The presence of American soldiers in Saudi Arabia, the birthplace of the Prophet Muhammad and the home of the two holiest Muslim shrines, enraged Mr. bin Laden and other Arab militants. Over time, they increasingly came to blame the United States for Muslim woes, among them oppression of Palestinians by Israel.
After Saudi intelligence officials caught Mr. bin Laden smuggling weapons from Yemen, they withdrew his passport and pressed him into leaving the country. Mr. bin Laden made his way to Sudan, where, once again, his money earned him a warm welcome.
After the 1993 World Trade Center bombing by Muslim militants, some of whom had ties to Mr. bin Laden's network, American intelligence began focusing more intently on him.
After two terrorist attacks on Americans in Saudi Arabia in 1996, at least one of which was attributed to Mr. bin Laden, the Americans pressed Sudan to expel him. He found fertile ground for his jihad in Afghanistan, and two years later, his Qaeda organization formed an international militant Muslim coalition that formally declared that it was "the duty" of Muslims everywhere to kill Americans.
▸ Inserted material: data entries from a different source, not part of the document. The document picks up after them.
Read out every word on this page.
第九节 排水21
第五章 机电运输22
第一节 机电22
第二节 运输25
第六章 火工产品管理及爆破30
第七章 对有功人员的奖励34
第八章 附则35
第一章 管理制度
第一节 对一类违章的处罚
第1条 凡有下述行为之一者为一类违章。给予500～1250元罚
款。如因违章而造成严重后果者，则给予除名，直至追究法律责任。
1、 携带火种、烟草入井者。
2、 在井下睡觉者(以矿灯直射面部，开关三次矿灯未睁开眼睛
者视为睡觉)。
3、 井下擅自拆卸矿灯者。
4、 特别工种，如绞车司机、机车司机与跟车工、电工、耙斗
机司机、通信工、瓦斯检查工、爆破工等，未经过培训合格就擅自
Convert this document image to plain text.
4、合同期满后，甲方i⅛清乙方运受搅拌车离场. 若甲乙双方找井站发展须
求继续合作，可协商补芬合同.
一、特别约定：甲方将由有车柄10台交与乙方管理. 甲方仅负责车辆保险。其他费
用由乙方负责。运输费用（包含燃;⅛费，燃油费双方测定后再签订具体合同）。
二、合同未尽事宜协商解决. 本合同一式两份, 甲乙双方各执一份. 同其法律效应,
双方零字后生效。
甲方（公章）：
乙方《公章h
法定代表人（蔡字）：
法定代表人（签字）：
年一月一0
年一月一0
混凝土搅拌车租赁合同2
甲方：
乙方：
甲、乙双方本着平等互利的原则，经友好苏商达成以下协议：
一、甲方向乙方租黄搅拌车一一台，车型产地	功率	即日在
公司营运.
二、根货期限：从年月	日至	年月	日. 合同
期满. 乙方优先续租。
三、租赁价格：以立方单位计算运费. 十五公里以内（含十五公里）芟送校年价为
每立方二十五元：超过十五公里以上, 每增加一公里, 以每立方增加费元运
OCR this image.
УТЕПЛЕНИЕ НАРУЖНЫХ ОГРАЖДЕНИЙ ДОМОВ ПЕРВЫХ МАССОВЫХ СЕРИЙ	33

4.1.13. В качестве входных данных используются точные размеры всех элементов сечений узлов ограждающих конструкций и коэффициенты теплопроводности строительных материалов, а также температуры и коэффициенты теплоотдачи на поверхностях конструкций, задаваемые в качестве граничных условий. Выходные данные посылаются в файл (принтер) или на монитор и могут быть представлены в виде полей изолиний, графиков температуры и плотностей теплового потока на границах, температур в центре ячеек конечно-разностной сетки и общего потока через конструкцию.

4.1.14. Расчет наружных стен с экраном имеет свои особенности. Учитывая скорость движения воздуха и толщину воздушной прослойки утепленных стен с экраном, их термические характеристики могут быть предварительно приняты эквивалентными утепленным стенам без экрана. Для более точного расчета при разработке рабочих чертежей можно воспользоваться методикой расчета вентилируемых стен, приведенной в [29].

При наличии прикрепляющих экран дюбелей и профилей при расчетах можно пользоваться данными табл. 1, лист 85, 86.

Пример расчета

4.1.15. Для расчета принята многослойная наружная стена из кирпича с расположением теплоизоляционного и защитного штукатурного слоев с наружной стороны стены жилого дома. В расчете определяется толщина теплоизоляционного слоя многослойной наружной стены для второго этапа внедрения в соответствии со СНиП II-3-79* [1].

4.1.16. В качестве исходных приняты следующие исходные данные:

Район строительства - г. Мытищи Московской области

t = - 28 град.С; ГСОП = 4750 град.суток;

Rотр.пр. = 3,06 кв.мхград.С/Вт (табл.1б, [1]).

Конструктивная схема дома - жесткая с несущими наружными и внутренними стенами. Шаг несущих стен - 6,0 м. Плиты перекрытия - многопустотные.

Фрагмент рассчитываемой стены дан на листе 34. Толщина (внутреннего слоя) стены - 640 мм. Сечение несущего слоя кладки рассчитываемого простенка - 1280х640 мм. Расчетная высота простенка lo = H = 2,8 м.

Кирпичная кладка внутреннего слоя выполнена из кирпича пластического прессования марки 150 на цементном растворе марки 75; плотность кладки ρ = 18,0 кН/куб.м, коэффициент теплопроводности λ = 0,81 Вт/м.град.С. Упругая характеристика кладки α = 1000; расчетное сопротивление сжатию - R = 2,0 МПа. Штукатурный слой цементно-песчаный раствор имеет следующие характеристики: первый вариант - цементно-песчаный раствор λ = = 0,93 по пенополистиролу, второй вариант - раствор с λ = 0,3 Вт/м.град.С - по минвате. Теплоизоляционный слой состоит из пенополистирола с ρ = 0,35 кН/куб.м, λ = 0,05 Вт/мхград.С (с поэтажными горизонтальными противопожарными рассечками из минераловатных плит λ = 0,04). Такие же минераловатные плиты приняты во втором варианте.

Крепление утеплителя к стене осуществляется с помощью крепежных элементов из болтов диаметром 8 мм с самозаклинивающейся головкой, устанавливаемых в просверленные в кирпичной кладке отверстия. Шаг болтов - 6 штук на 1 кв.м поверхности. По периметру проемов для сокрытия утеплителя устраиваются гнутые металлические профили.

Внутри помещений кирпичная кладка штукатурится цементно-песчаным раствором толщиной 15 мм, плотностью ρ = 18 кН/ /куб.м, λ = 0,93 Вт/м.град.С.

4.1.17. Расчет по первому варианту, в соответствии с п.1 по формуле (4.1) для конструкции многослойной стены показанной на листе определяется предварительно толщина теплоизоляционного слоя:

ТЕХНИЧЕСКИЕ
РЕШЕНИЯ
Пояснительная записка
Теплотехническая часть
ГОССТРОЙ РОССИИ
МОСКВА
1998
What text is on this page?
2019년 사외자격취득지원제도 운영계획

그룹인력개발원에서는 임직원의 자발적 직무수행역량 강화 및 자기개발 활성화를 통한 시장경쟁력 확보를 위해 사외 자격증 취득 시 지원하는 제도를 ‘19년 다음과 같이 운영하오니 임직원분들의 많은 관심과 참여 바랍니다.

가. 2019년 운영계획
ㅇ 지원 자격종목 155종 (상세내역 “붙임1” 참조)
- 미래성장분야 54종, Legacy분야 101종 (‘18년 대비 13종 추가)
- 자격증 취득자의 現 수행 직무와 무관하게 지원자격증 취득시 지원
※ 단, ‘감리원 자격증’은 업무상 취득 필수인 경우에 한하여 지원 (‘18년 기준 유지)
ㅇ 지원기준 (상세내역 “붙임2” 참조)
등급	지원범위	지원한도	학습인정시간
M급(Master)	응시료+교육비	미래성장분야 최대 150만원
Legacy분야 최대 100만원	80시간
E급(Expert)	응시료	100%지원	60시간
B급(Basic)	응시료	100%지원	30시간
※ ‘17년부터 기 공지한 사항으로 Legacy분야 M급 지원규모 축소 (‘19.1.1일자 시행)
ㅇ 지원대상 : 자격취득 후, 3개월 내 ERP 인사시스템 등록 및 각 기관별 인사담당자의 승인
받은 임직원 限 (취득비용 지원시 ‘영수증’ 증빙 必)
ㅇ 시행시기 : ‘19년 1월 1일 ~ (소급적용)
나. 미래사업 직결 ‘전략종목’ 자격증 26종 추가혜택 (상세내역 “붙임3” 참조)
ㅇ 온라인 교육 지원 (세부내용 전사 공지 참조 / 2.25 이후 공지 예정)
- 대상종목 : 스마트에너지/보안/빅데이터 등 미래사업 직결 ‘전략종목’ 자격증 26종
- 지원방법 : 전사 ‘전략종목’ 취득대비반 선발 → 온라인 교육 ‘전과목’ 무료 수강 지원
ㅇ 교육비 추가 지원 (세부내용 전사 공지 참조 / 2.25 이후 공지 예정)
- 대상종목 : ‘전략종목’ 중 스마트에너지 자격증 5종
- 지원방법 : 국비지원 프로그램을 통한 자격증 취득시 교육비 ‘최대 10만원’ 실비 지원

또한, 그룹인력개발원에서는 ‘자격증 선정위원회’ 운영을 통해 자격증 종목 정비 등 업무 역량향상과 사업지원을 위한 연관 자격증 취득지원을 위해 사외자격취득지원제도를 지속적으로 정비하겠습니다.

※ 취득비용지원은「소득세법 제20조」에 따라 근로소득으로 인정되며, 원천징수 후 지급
Since then, members of his network have been tied to at least a dozen successful or failed attacks that he ordered. Until now, the most deadly was the 1998 twin bombings of American embassies in Africa and the attack in Yemen on the American destroyer Cole in October 2000, in which 17 sailors died.
[In Dallas, F.B.I. officials said yesterday that they were seeking the former leader of the Islamic Society of Arlington, Tex., for questioning in Tuesday's attacks, the Associated Press reported. The man, Moataz al- Hallak, 40, has been under scrutiny for several years because of his link to Wadih el-Hage, who this year was convicted of conspiring with Mr. bin Laden for his role in the bombings of American embassies in Africa.]
After the Clinton administration attacked Mr. bin Laden's camps in Afghanistan and a pharmaceutical plant in Sudan in response to his bombings, Mr. bin Laden issued another warning. America, he said, was weak. "The battle," he said, had not yet begun.